To run this code, you will need the following Python libraries: numpy, scipy, pandas, networkx.
In the archive, you will find two folders and six Python scripts.
Folder “data”: This contains the preprocessed data from Wikipedia. The folder contains three files:
- network.csv is the network in edgelist format. It is a comma-separated file with three columns: origin node, destination node, and edge weight. Nodes are ids of illustrious people and match with the ones you will find in the pantheon file.
- pantheon.csv is the table containing the node attributes. It is a comma-separated file with six columns, recording for each illustrious person on Wikipedia included in this study: id (compatible with network.csv), gender, birth year, Wikipedia slug url, month in which the page was added to Wikipedia, year in which the page was added to Wikipedia.
- sampled_nlp_weights.csv is a sample of edges with their weight estimates from our two alternative NLP approaches.
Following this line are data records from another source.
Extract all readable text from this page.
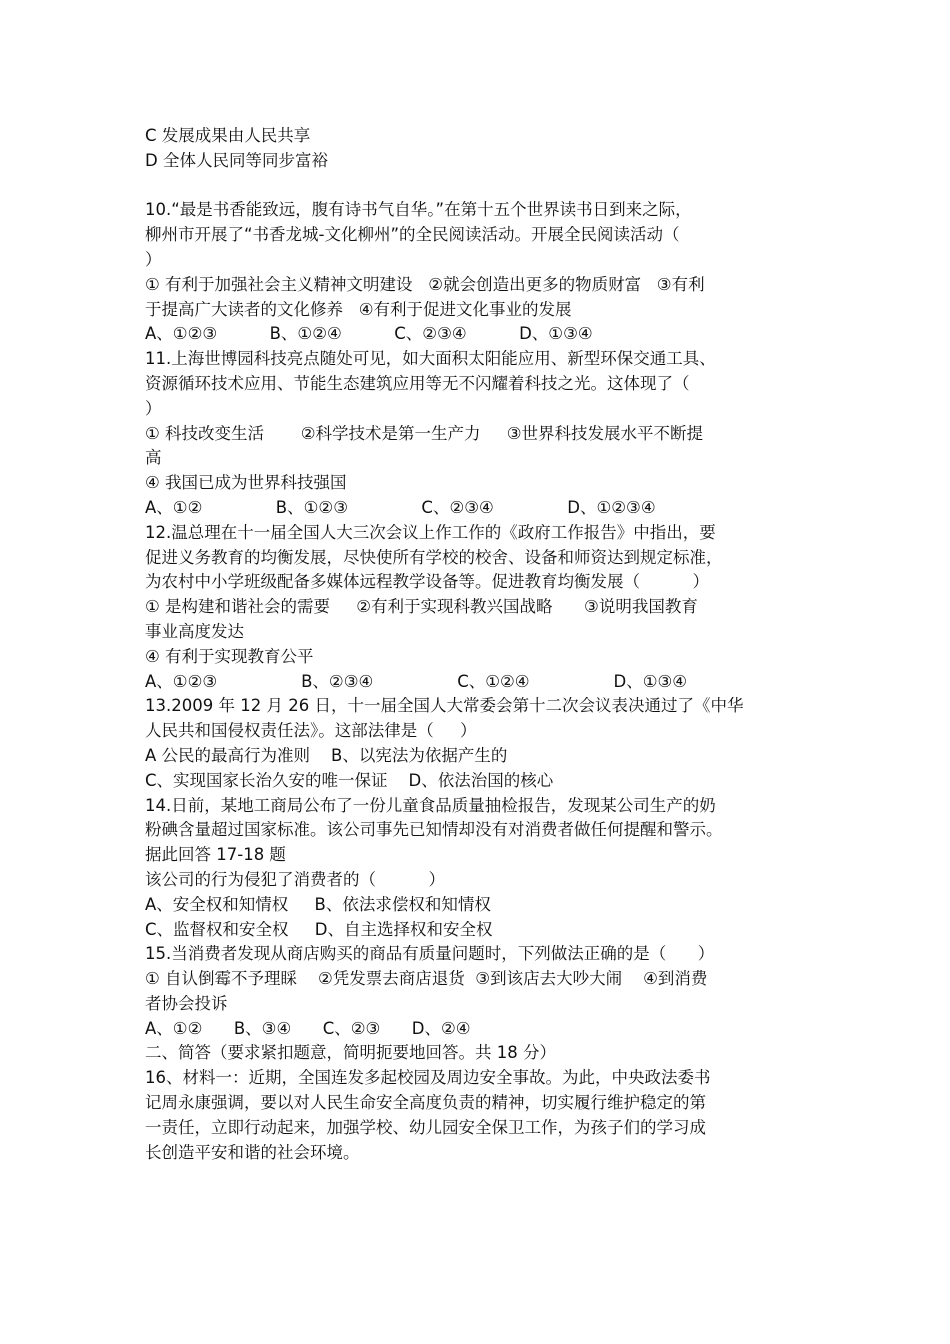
C 发展成果由人民共享
D 全体人民同等同步富裕
10.“最是书香能致远，腹有诗书气自华。”在第十五个世界读书日到来之际，
柳州市开展了“书香龙城-文化柳州”的全民阅读活动。开展全民阅读活动（
）
① 有利于加强社会主义精神文明建设   ②就会创造出更多的物质财富   ③有利
于提高广大读者的文化修养   ④有利于促进文化事业的发展
A、①②③          B、①②④          C、②③④          D、①③④
11.上海世博园科技亮点随处可见，如大面积太阳能应用、新型环保交通工具、
资源循环技术应用、节能生态建筑应用等无不闪耀着科技之光。这体现了（
）
① 科技改变生活       ②科学技术是第一生产力     ③世界科技发展水平不断提
高
④ 我国已成为世界科技强国
A、①②              B、①②③              C、②③④              D、①②③④
12.温总理在十一届全国人大三次会议上作工作的《政府工作报告》中指出，要
促进义务教育的均衡发展，尽快使所有学校的校舍、设备和师资达到规定标准，
为农村中小学班级配备多媒体远程教学设备等。促进教育均衡发展（          ）
① 是构建和谐社会的需要     ②有利于实现科教兴国战略      ③说明我国教育
事业高度发达
④ 有利于实现教育公平
A、①②③                B、②③④                C、①②④                D、①③④
13.2009 年 12 月 26 日，十一届全国人大常委会第十二次会议表决通过了《中华
人民共和国侵权责任法》。这部法律是（     ）
A 公民的最高行为准则    B、以宪法为依据产生的
C、实现国家长治久安的唯一保证    D、依法治国的核心
14.日前，某地工商局公布了一份儿童食品质量抽检报告，发现某公司生产的奶
粉碘含量超过国家标准。该公司事先已知情却没有对消费者做任何提醒和警示。
据此回答 17-18 题
该公司的行为侵犯了消费者的（          ）
A、安全权和知情权     B、依法求偿权和知情权
C、监督权和安全权     D、自主选择权和安全权
15.当消费者发现从商店购买的商品有质量问题时，下列做法正确的是（      ）
① 自认倒霉不予理睬    ②凭发票去商店退货  ③到该店去大吵大闹    ④到消费
者协会投诉
A、①②      B、③④      C、②③      D、②④
二、简答（要求紧扣题意，简明扼要地回答。共 18 分）
16、材料一：近期，全国连发多起校园及周边安全事故。为此，中央政法委书
记周永康强调，要以对人民生命安全高度负责的精神，切实履行维护稳定的第
一责任，立即行动起来，加强学校、幼儿园安全保卫工作，为孩子们的学习成
长创造平安和谐的社会环境。
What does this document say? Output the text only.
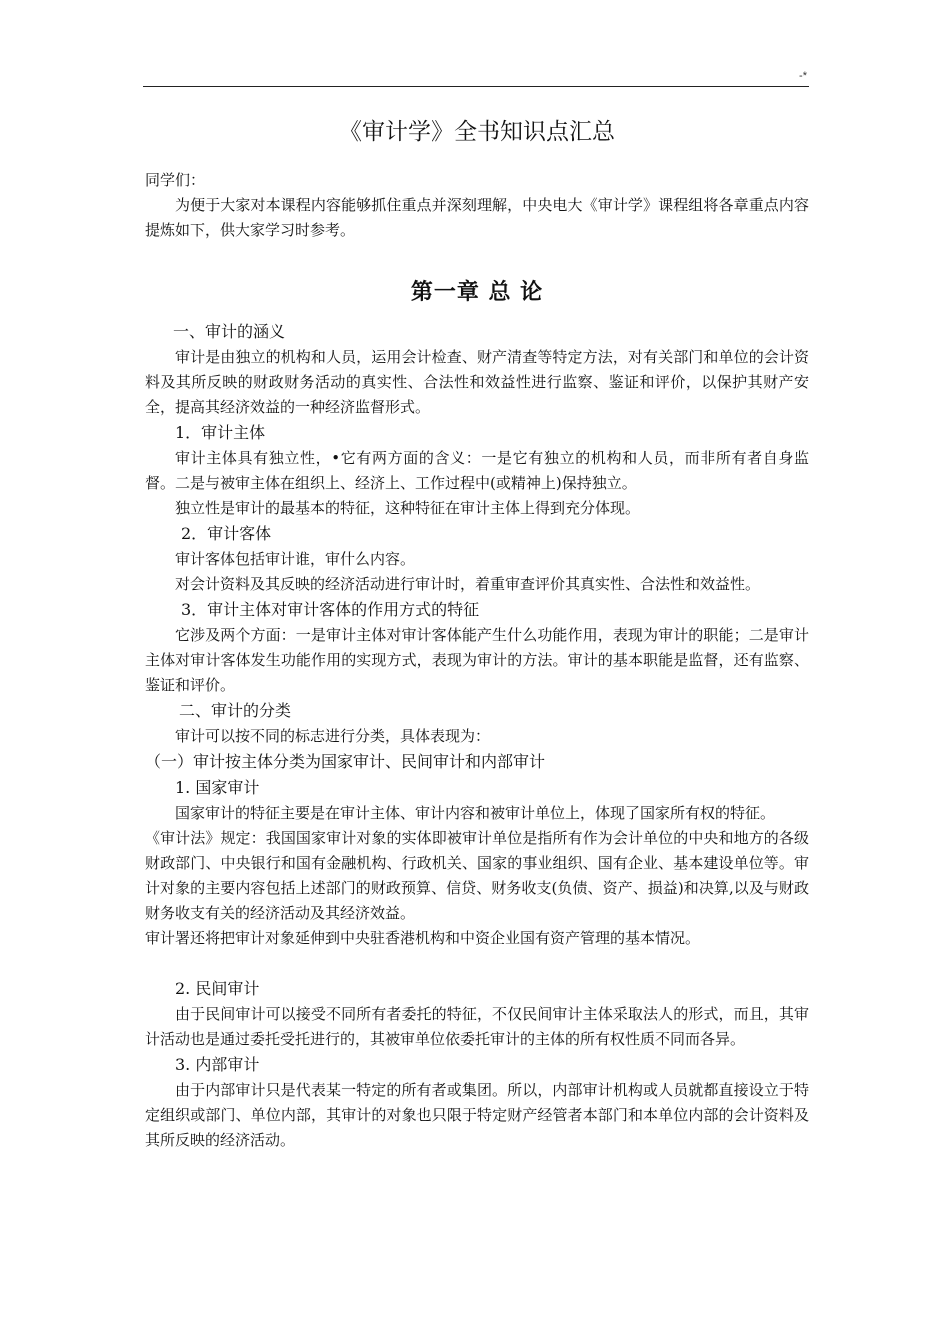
-*
《审计学》全书知识点汇总

同学们：

为便于大家对本课程内容能够抓住重点并深刻理解，中央电大《审计学》课程组将各章重点内容提炼如下，供大家学习时参考。

第一章 总 论

一、审计的涵义

审计是由独立的机构和人员，运用会计检查、财产清查等特定方法，对有关部门和单位的会计资料及其所反映的财政财务活动的真实性、合法性和效益性进行监察、鉴证和评价，以保护其财产安全，提高其经济效益的一种经济监督形式。

1．审计主体

审计主体具有独立性，•它有两方面的含义：一是它有独立的机构和人员，而非所有者自身监督。二是与被审主体在组织上、经济上、工作过程中(或精神上)保持独立。

独立性是审计的最基本的特征，这种特征在审计主体上得到充分体现。

2．审计客体

审计客体包括审计谁，审什么内容。

对会计资料及其反映的经济活动进行审计时，着重审查评价其真实性、合法性和效益性。

3．审计主体对审计客体的作用方式的特征

它涉及两个方面：一是审计主体对审计客体能产生什么功能作用，表现为审计的职能；二是审计主体对审计客体发生功能作用的实现方式，表现为审计的方法。审计的基本职能是监督，还有监察、鉴证和评价。

二、审计的分类

审计可以按不同的标志进行分类，具体表现为：

（一）审计按主体分类为国家审计、民间审计和内部审计

1. 国家审计

国家审计的特征主要是在审计主体、审计内容和被审计单位上，体现了国家所有权的特征。

《审计法》规定：我国国家审计对象的实体即被审计单位是指所有作为会计单位的中央和地方的各级财政部门、中央银行和国有金融机构、行政机关、国家的事业组织、国有企业、基本建设单位等。审计对象的主要内容包括上述部门的财政预算、信贷、财务收支(负债、资产、损益)和决算,以及与财政财务收支有关的经济活动及其经济效益。

审计署还将把审计对象延伸到中央驻香港机构和中资企业国有资产管理的基本情况。

2. 民间审计

由于民间审计可以接受不同所有者委托的特征，不仅民间审计主体采取法人的形式，而且，其审计活动也是通过委托受托进行的，其被审单位依委托审计的主体的所有权性质不同而各异。

3. 内部审计

由于内部审计只是代表某一特定的所有者或集团。所以，内部审计机构或人员就都直接设立于特定组织或部门、单位内部，其审计的对象也只限于特定财产经管者本部门和本单位内部的会计资料及其所反映的经济活动。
It is a comma-separated file with one row per sampled edge and two columns: the weight in the TRF framework and the weight in the LG framework.
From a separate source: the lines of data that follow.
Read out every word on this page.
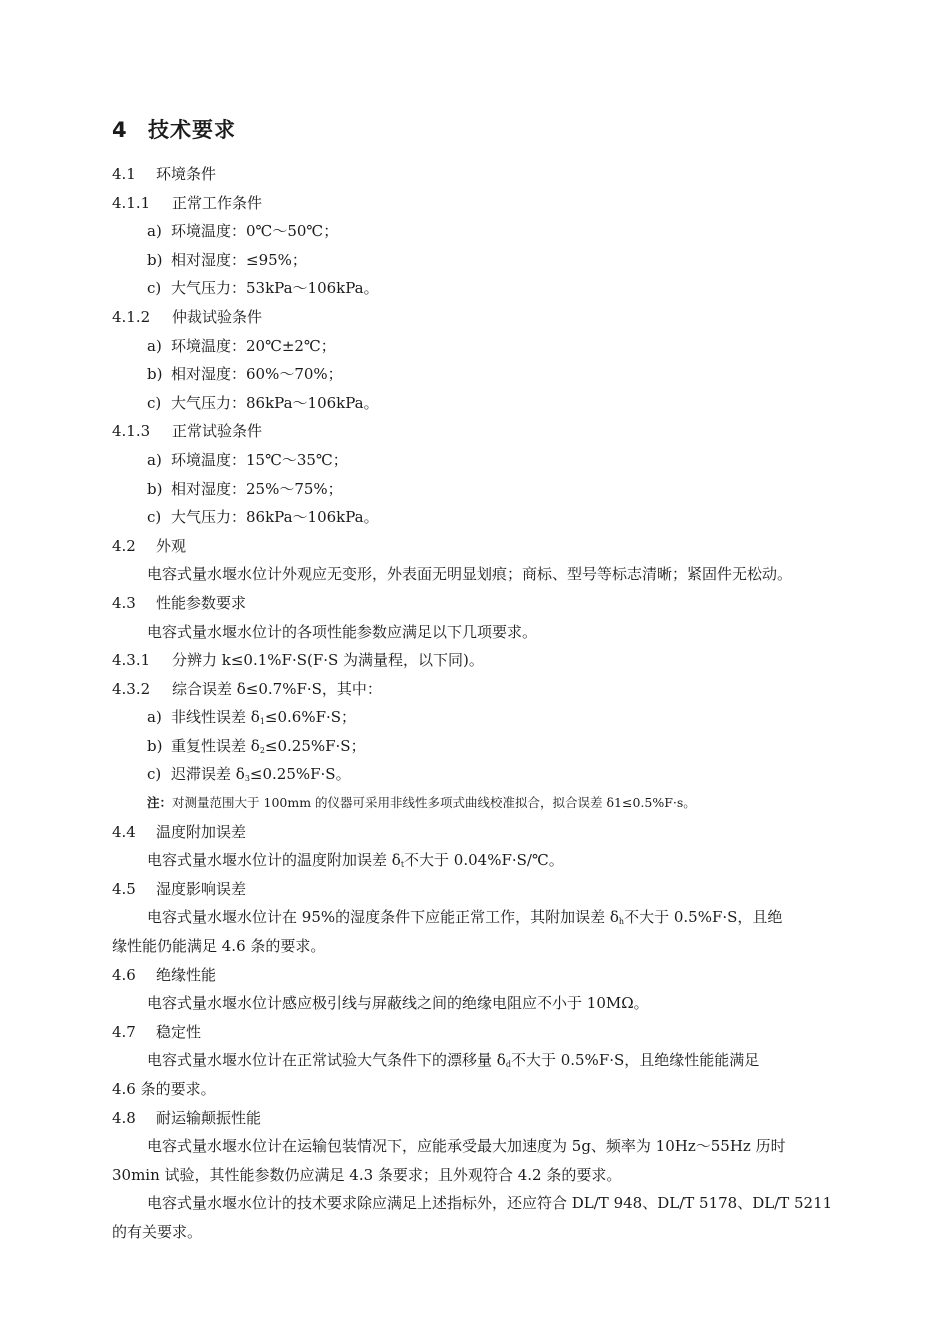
4 技术要求
4.1 环境条件
4.1.1 正常工作条件
a) 环境温度：0℃～50℃；
b) 相对湿度：≤95%；
c) 大气压力：53kPa～106kPa。
4.1.2 仲裁试验条件
a) 环境温度：20℃±2℃；
b) 相对湿度：60%～70%；
c) 大气压力：86kPa～106kPa。
4.1.3 正常试验条件
a) 环境温度：15℃～35℃；
b) 相对湿度：25%～75%；
c) 大气压力：86kPa～106kPa。
4.2 外观
电容式量水堰水位计外观应无变形，外表面无明显划痕；商标、型号等标志清晰；紧固件无松动。
4.3 性能参数要求
电容式量水堰水位计的各项性能参数应满足以下几项要求。
4.3.1 分辨力 k≤0.1%F·S(F·S 为满量程，以下同)。
4.3.2 综合误差 δ≤0.7%F·S，其中：
a) 非线性误差 $\delta_1\le 0.6\%F\cdot S$；
b) 重复性误差 $\delta_2\le 0.25\%F\cdot S$；
c) 迟滞误差 $\delta_3\le 0.25\%F\cdot S$。
注：对测量范围大于 100mm 的仪器可采用非线性多项式曲线校准拟合，拟合误差 δ1≤0.5%F·s。
4.4 温度附加误差
电容式量水堰水位计的温度附加误差 $\delta_t$不大于 0.04%F·S/℃。
4.5 湿度影响误差
电容式量水堰水位计在 95%的湿度条件下应能正常工作，其附加误差 $\delta_h$不大于 0.5%F·S，且绝
缘性能仍能满足 4.6 条的要求。
4.6 绝缘性能
电容式量水堰水位计感应极引线与屏蔽线之间的绝缘电阻应不小于 10MΩ。
4.7 稳定性
电容式量水堰水位计在正常试验大气条件下的漂移量 $\delta_d$不大于 0.5%F·S，且绝缘性能能满足
4.6 条的要求。
4.8 耐运输颠振性能
电容式量水堰水位计在运输包装情况下，应能承受最大加速度为 5g、频率为 10Hz～55Hz 历时
30min 试验，其性能参数仍应满足 4.3 条要求；且外观符合 4.2 条的要求。
电容式量水堰水位计的技术要求除应满足上述指标外，还应符合 DL/T 948、DL/T 5178、DL/T 5211
的有关要求。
Folder “libraries”: This contains a single file, backboning.py. It is a Python library that facilitates the extraction of backbones from networks. It is imported by the other scripts and does not need to be run directly.
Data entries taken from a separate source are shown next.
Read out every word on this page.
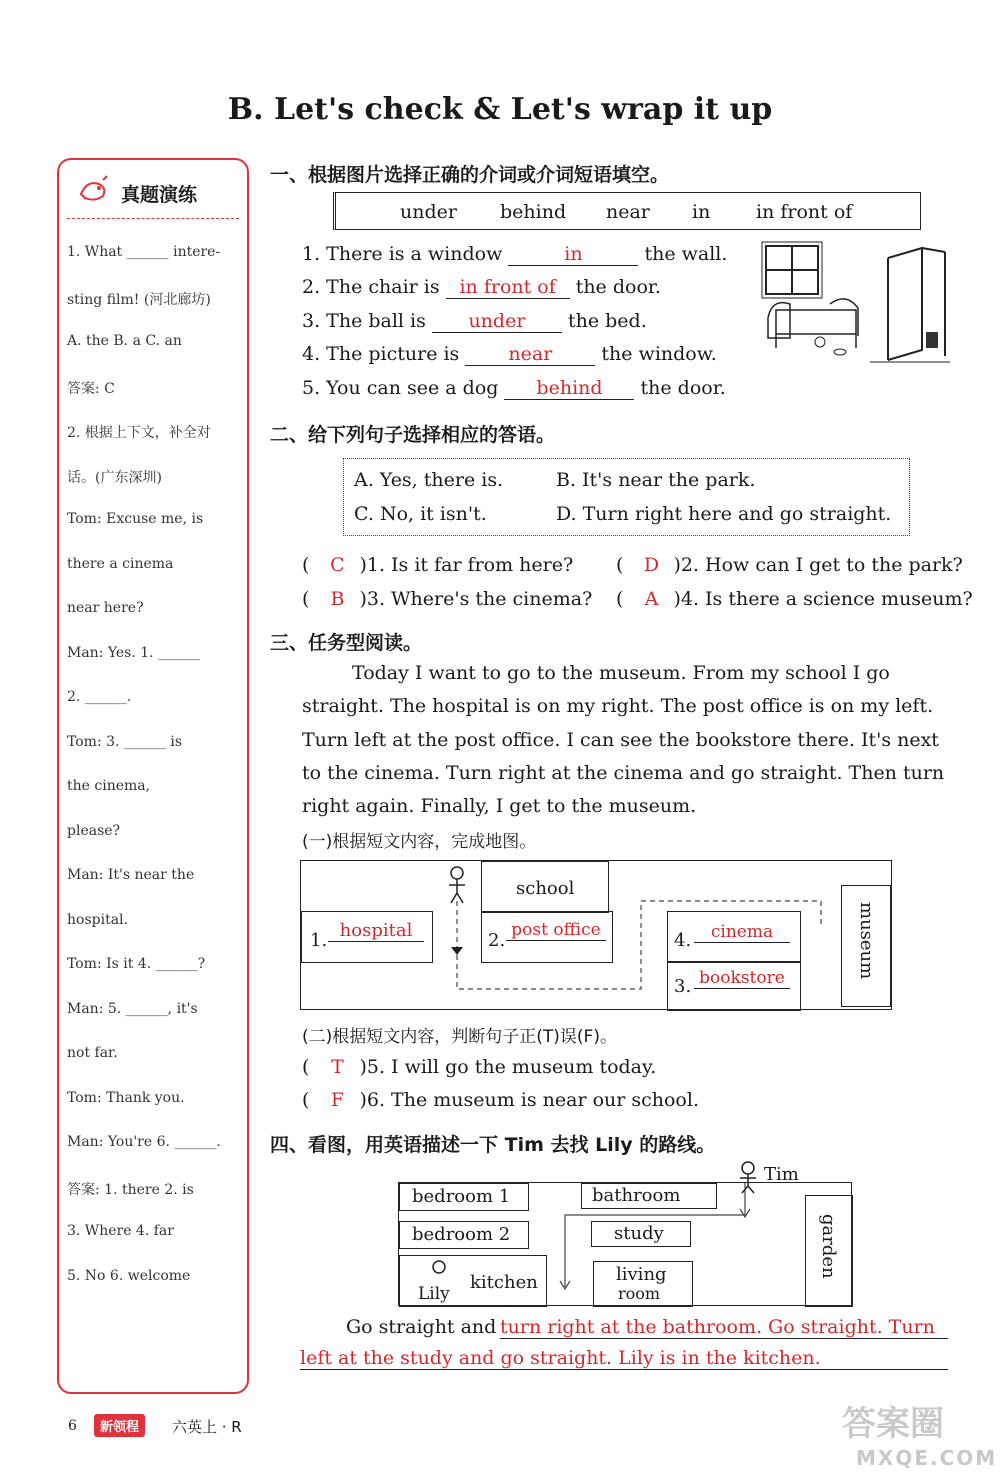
B. Let's check & Let's wrap it up
真题演练
1. What ______ intere-
sting film! (河北廊坊)
A. the B. a C. an
答案: C
2. 根据上下文，补全对
话。(广东深圳)
Tom: Excuse me, is
there a cinema
near here?
Man: Yes. 1. ______
2. ______.
Tom: 3. ______ is
the cinema,
please?
Man: It's near the
hospital.
Tom: Is it 4. ______?
Man: 5. ______, it's
not far.
Tom: Thank you.
Man: You're 6. ______.
答案: 1. there 2. is
3. Where 4. far
5. No 6. welcome
一、根据图片选择正确的介词或介词短语填空。
under behind near in in front of
1. There is a window	in	the wall.
2. The chair is in front of the door.
3. The ball is under the bed.
4. The picture is	near	the window.
5. You can see a dog behind the door.
二、给下列句子选择相应的答语。
A. Yes, there is.	B. It's near the park.
C. No, it isn't.	D. Turn right here and go straight.
( C )1. Is it far from here? ( D )2. How can I get to the park?
( B )3. Where's the cinema? ( A )4. Is there a science museum?
三、任务型阅读。
Today I want to go to the museum. From my school I go
straight. The hospital is on my right. The post office is on my left.
Turn left at the post office. I can see the bookstore there. It's next
to the cinema. Turn right at the cinema and go straight. Then turn
right again. Finally, I get to the museum.
(一)根据短文内容，完成地图。
school
1. hospital	2. post office	4.	cinema
3. bookstore	museum
(二)根据短文内容，判断句子正(T)误(F)。
( T )5. I will go the museum today.
( F )6. The museum is near our school.
四、看图，用英语描述一下 Tim 去找 Lily 的路线。
bedroom 1	bathroom
bedroom 2	study
kitchen
Lily
living
room
garden
Tim
Go straight and turn right at the bathroom. Go straight. Turn
left at the study and go straight. Lily is in the kitchen.
6	新领程	六英上 · R	答案圈
MXQE.COM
The Python scripts should be run in sequence. They do not take any argument. They are:
- 01_figs_2_3_tab_1.py: this reproduces Figures 2 and 3, and Table 1 of the main paper. It produces 16 output tab-separated files (one per data series in the figures), eight for Figure 2, eight for Figure 3, and it prints in the terminal all the information of Table 1. Each file contains the CCDF of a specific combination of gender, network, and measure, in two columns, the x and y coordinates of the figure.
- 02_tab_2.py: this script prints in the terminal the information contained in Table 2.
- 03_fig_4.py: this script produces a tab-separated file. Each column contains a data series of Figure 4 in the main paper (except the first column which contains the p-value threshold, which is the x-axis of the figure).
- 04_fig_5_left.py: this script produces a tab-separated file. Each column contains a data series of Figure 5 (left) in the main paper (except the first column which contains the p-value threshold, which is the x-axis of the figure).
- 05_fig_5_right_6_7.py: this script produces three tab-separated files. The first contains a data series of Figure 5 (right) in the main paper (except the first column which contains the p-value threshold, which is the x-axis of the figure). The second contains three columns with the year and the number of women and men profiles added to Wikipedia in that year (for Figure 6). The third contains two columns with a birth year time bin and the count of people born within that interval with a Wikipedia page.
- 06_fig_8.py: this script produces a tab-separated file. In the first column there is an edge weight and in the second column a label informing which NLP framework produced that weight. This can reproduce Figure 8. The script also prints in the teminal the slope, intercept and r-squared of the regression between the two weights.